Elle devait s'habiller. Il lui faudrait tout vérifier avant de partir. Les corps avaient été préparés et pris en charge au départ d'Édimbourg par la société funéraire. Elle devait juste s'assurer que tout était en ordre et qu'ils voyageaient vers la bonne destination. Ensuite, elle pourrait quitter cet endroit pour toujours.

Après avoir pris une bonne douche, elle appellerait Max pour lui donner l'heure exacte de leur arrivée à Paris. Il se confondrait encore en excuses pour lui avoir imposé la douloureuse tâche dont elle avait eu la charge alors qu'Éloi n'était même pas son fils. Il promettrait de nouveau de se rattraper. Et Max tenait toujours ses promesses, pensa-t-elle en souriant.

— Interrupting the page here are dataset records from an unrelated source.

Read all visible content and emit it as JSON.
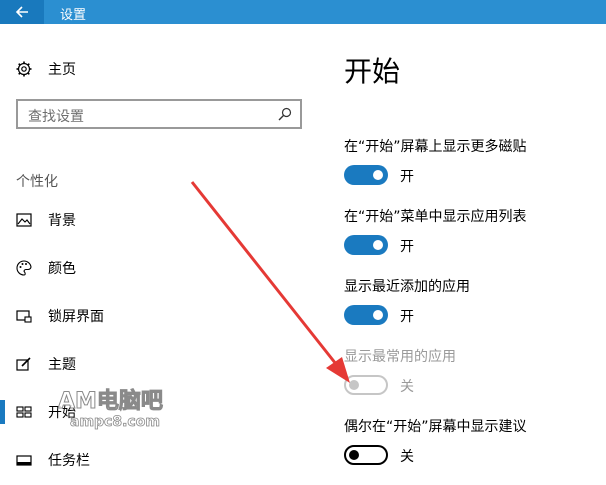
{
  "window": {
    "title": "设置"
  },
  "sidebar": {
    "home": "主页",
    "search_placeholder": "查找设置",
    "section": "个性化",
    "items": [
      {
        "label": "背景",
        "icon": "image-icon"
      },
      {
        "label": "颜色",
        "icon": "palette-icon"
      },
      {
        "label": "锁屏界面",
        "icon": "lock-screen-icon"
      },
      {
        "label": "主题",
        "icon": "theme-icon"
      },
      {
        "label": "开始",
        "icon": "start-icon",
        "selected": true
      },
      {
        "label": "任务栏",
        "icon": "taskbar-icon"
      }
    ]
  },
  "main": {
    "title": "开始",
    "settings": [
      {
        "label": "在“开始”屏幕上显示更多磁贴",
        "state": "开",
        "on": true,
        "enabled": true
      },
      {
        "label": "在“开始”菜单中显示应用列表",
        "state": "开",
        "on": true,
        "enabled": true
      },
      {
        "label": "显示最近添加的应用",
        "state": "开",
        "on": true,
        "enabled": true
      },
      {
        "label": "显示最常用的应用",
        "state": "关",
        "on": false,
        "enabled": false
      },
      {
        "label": "偶尔在“开始”屏幕中显示建议",
        "state": "关",
        "on": false,
        "enabled": true
      }
    ]
  },
  "watermark": {
    "line1": "AM电脑吧",
    "line2": "ampc8.com"
  },
  "colors": {
    "accent": "#1a7ac0",
    "titlebar": "#2b8fd1",
    "annotation_arrow": "#e53935"
  }
}
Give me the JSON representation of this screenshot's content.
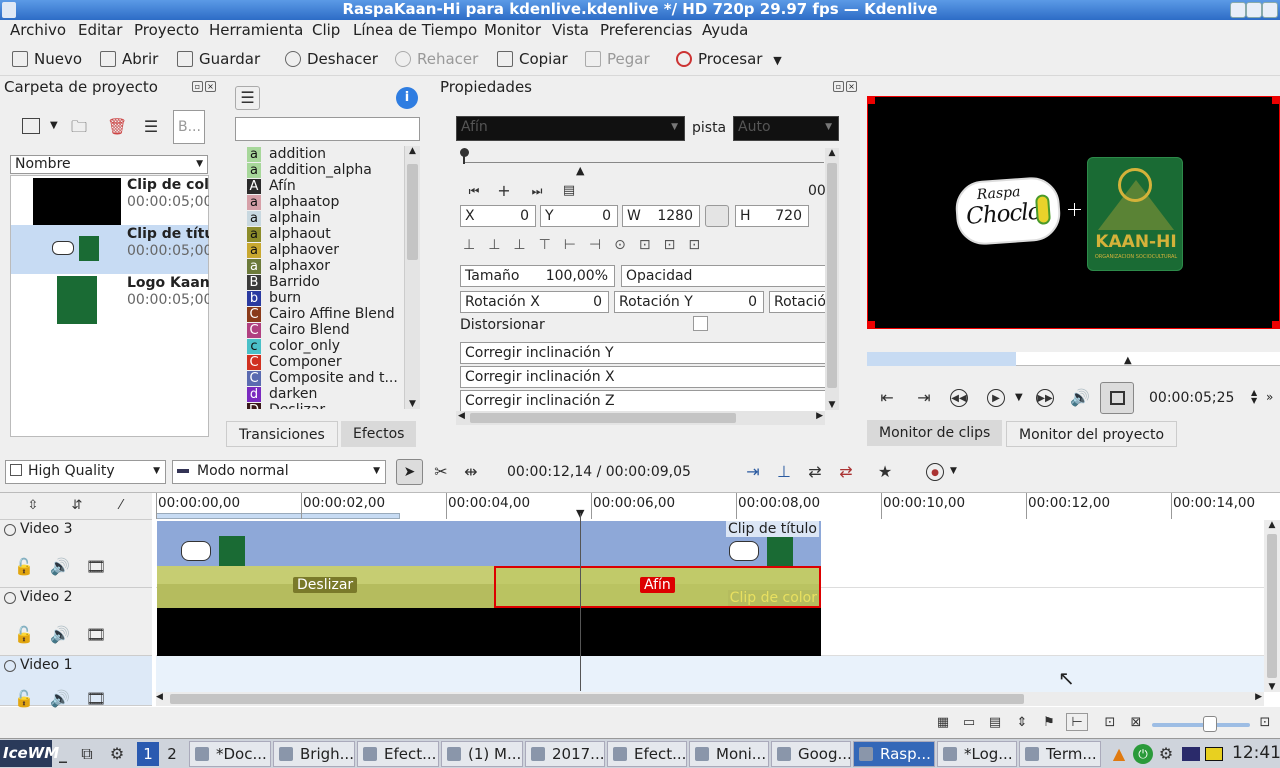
{
  "window": {
    "title": "RaspaKaan-Hi para kdenlive.kdenlive */ HD 720p 29.97 fps — Kdenlive"
  },
  "menu": [
    "Archivo",
    "Editar",
    "Proyecto",
    "Herramienta",
    "Clip",
    "Línea de Tiempo",
    "Monitor",
    "Vista",
    "Preferencias",
    "Ayuda"
  ],
  "toolbar": {
    "new": "Nuevo",
    "open": "Abrir",
    "save": "Guardar",
    "undo": "Deshacer",
    "redo": "Rehacer",
    "copy": "Copiar",
    "paste": "Pegar",
    "render": "Procesar"
  },
  "bin": {
    "title": "Carpeta de proyecto",
    "search_placeholder": "B...",
    "column": "Nombre",
    "items": [
      {
        "name": "Clip de col",
        "duration": "00:00:05;00"
      },
      {
        "name": "Clip de títu",
        "duration": "00:00:05;00"
      },
      {
        "name": "Logo Kaan",
        "duration": "00:00:05;00"
      }
    ]
  },
  "effects": {
    "list": [
      {
        "b": "a",
        "c": "#a7d79a",
        "n": "addition"
      },
      {
        "b": "a",
        "c": "#a7d79a",
        "n": "addition_alpha"
      },
      {
        "b": "A",
        "c": "#2a2a2a",
        "n": "Afín"
      },
      {
        "b": "a",
        "c": "#d6a0a8",
        "n": "alphaatop"
      },
      {
        "b": "a",
        "c": "#c8d8e0",
        "n": "alphain"
      },
      {
        "b": "a",
        "c": "#8c8c2a",
        "n": "alphaout"
      },
      {
        "b": "a",
        "c": "#c8a830",
        "n": "alphaover"
      },
      {
        "b": "a",
        "c": "#6c7a3a",
        "n": "alphaxor"
      },
      {
        "b": "B",
        "c": "#3a3a3a",
        "n": "Barrido"
      },
      {
        "b": "b",
        "c": "#2a3aa0",
        "n": "burn"
      },
      {
        "b": "C",
        "c": "#8a3a1a",
        "n": "Cairo Affine Blend"
      },
      {
        "b": "C",
        "c": "#b04080",
        "n": "Cairo Blend"
      },
      {
        "b": "c",
        "c": "#4ac0c8",
        "n": "color_only"
      },
      {
        "b": "C",
        "c": "#d03020",
        "n": "Componer"
      },
      {
        "b": "C",
        "c": "#5a6ab0",
        "n": "Composite and t..."
      },
      {
        "b": "d",
        "c": "#7a2ac0",
        "n": "darken"
      },
      {
        "b": "D",
        "c": "#3a1a1a",
        "n": "Deslizar"
      }
    ],
    "tab_transitions": "Transiciones",
    "tab_effects": "Efectos"
  },
  "props": {
    "title": "Propiedades",
    "transition": "Afín",
    "track_label": "pista",
    "track": "Auto",
    "time": "00",
    "x_label": "X",
    "x": "0",
    "y_label": "Y",
    "y": "0",
    "w_label": "W",
    "w": "1280",
    "h_label": "H",
    "h": "720",
    "size_label": "Tamaño",
    "size": "100,00%",
    "opacity_label": "Opacidad",
    "rotx_label": "Rotación X",
    "rotx": "0",
    "roty_label": "Rotación Y",
    "roty": "0",
    "rotz_label": "Rotació",
    "distort_label": "Distorsionar",
    "skew_y": "Corregir inclinación Y",
    "skew_x": "Corregir inclinación X",
    "skew_z": "Corregir inclinación Z"
  },
  "monitor": {
    "logo_left_top": "Raspa",
    "logo_left_bottom": "Choclo",
    "logo_right": "KAAN-HI",
    "logo_right_sub": "ORGANIZACIÓN SOCIOCULTURAL",
    "timecode": "00:00:05;25",
    "tab_clip": "Monitor de clips",
    "tab_project": "Monitor del proyecto"
  },
  "timeline_toolbar": {
    "quality": "High Quality",
    "mode": "Modo normal",
    "position": "00:00:12,14 / 00:00:09,05"
  },
  "ruler": [
    "00:00:00,00",
    "00:00:02,00",
    "00:00:04,00",
    "00:00:06,00",
    "00:00:08,00",
    "00:00:10,00",
    "00:00:12,00",
    "00:00:14,00"
  ],
  "tracks": [
    {
      "name": "Video 3"
    },
    {
      "name": "Video 2"
    },
    {
      "name": "Video 1"
    }
  ],
  "clips": {
    "title_clip": "Clip de título",
    "color_clip": "Clip de color",
    "slide": "Deslizar",
    "affine": "Afín"
  },
  "taskbar": {
    "start": "IceWM",
    "ws1": "1",
    "ws2": "2",
    "clock": "12:41",
    "tasks": [
      "*Doc...",
      "Brigh...",
      "Efect...",
      "(1) M...",
      "2017...",
      "Efect...",
      "Moni...",
      "Goog...",
      "Rasp...",
      "*Log...",
      "Term..."
    ]
  }
}
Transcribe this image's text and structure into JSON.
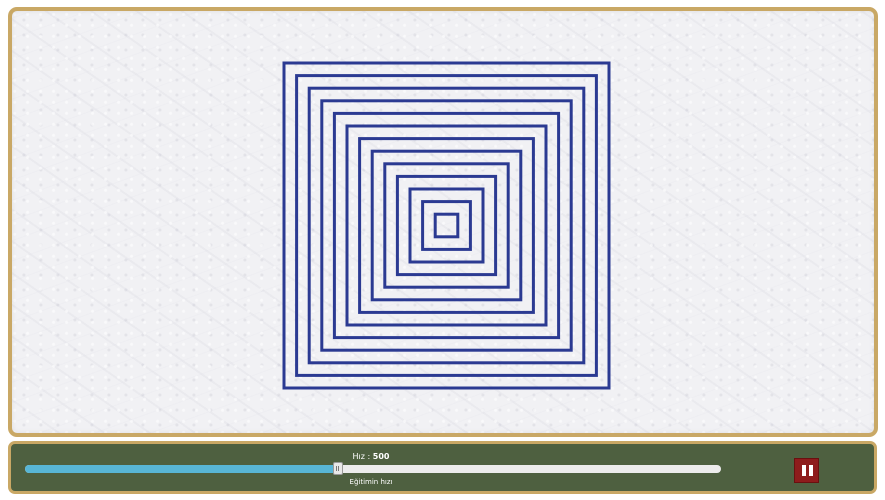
{
  "canvas": {
    "line_color": "#2b3a92",
    "square_count": 13
  },
  "controls": {
    "speed_label": "Hız :",
    "speed_value": "500",
    "slider_label": "Eğitimin hızı",
    "slider_fraction": 0.45,
    "slider_fill_color": "#58b6d6",
    "pause_button_color": "#8e1c1c",
    "pause_icon": "pause-icon"
  }
}
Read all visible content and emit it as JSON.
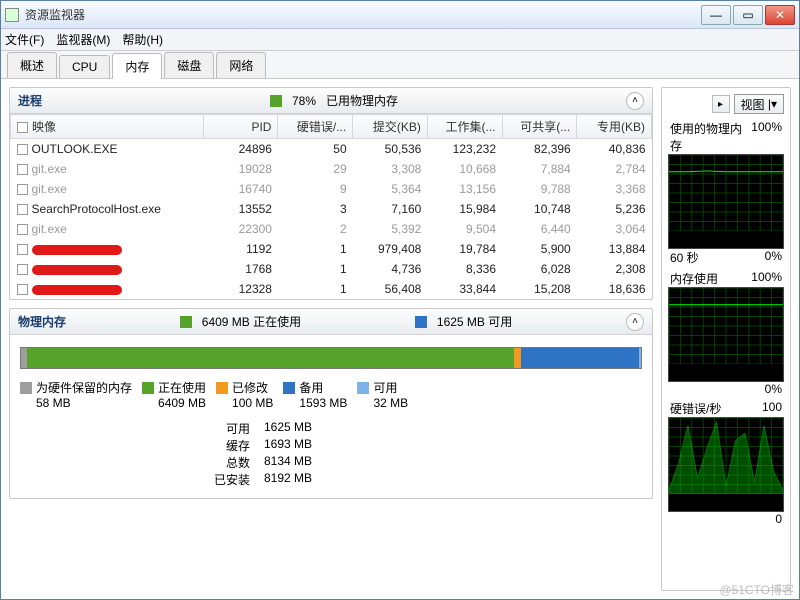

Hendry déposa délicatement le coffret entre les mains de Moïra Davidson. En d'autres temps, il aurait sans doute apprécié discuter avec cette femme dont la passion des livres était si puissante qu'elle lui avait sacrifié son existence. Après ce qu'ils s'apprêtaient à lui faire faire, il était peu probable que ça n'arrive jamais. En la choisissant pour surveiller le Devolatus, Pàl en avait fait un pion. Un pion interchangeable et surtout, sacrifiable.

En acceptant le coffre sans poser la moindre question, Moïra montrait qu'elle avait compris la mission que Pàl venait de lui imposer et qu'elle se soumettait à sa volonté. La contrainte hypnotique n'avait rien d'une évidence pour eux. Certains sujets se révélaient plus réfractaires que d'autres sans raison apparente. Mais Pàl était particulièrement doué pour s'imposer au commun des mortels. Moïra n'avait même pas tenté de résister.